Argentinean human rights campaigner Adolfo Esquivel was awarded the Nobel Peace Prize in 1980 after spending more than a year in prison without trial between 1977 and 1978. He was cited for raising awareness about the "dirty war" carried out by Argentina's military rulers which saw thousands of political opponents "vanish without trace," according to the Nobel Prize website.
In 1960, the Nobel Committee awarded the peace prize to the then-president of the African National Congress, Albert Lutuli, for his work opposing South Africa's apartheid regime.

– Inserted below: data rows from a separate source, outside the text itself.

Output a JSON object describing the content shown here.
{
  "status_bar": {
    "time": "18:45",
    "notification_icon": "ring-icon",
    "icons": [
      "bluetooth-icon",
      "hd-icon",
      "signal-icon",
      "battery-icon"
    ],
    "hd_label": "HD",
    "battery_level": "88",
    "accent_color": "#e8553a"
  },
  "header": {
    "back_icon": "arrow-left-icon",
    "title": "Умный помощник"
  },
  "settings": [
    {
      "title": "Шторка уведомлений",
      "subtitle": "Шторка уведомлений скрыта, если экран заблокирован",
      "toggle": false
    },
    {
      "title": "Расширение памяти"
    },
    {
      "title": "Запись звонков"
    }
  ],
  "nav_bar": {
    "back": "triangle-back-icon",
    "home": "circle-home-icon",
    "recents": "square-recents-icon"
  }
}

Lutuli spent almost a year in detention between 1956 and 1957 on treason charges which were later dropped. A series of travel bans confined Lutuli to a 15-mile radius around his home and in 1960 he was arrested and given a suspended jail sentence for publicly burning his identity papers in a gesture of solidarity with demonstrators killed in the Sharpeville massacre.
Lutuli's ANC comrade, Nelson Mandela, imprisoned from 1964 until 1990, had to wait until after his release to win the Nobel Peace Prize, sharing the honor with apartheid South Africa's last president F.W. de Klerk, for the pair's work in ending racial segregation.
Anti-Nazi campaigner and journalist Carl von Ossietzky was the first Nobel Peace laureate to be awarded the prize while in prison in Germany in the mid-1930s. Von Ossietzky had already served a seven-month jail term between 1931 and 1932 for betraying military secrets after publishing an article revealing details of Germany's secret rearmament.
In February 1933, with Hitler consolidating his grip on power, von Ossietzky was arrested by secret police and imprisoned, first in Berlin and then in concentration camps at Sonnenburg and Esterwegen-Papenburg where fellow prisoners said he was forced to perform heavy labor despite suffering a heart attack.
Having been cited for the peace prize for 1935, Berlin refused to release him to collect the award in 1936 and demanded that he decline the honor, which Von Ossietzky refused to do. Suffering from tuberculosis he remained in captivity and then in hospital under surveillance until his death in 1938.
According to the Nobel Prize website, Von Ossietzky's last public appearance was at a court hearing at which his lawyer was sentenced to two years hard labor for embezzling most of his prize money.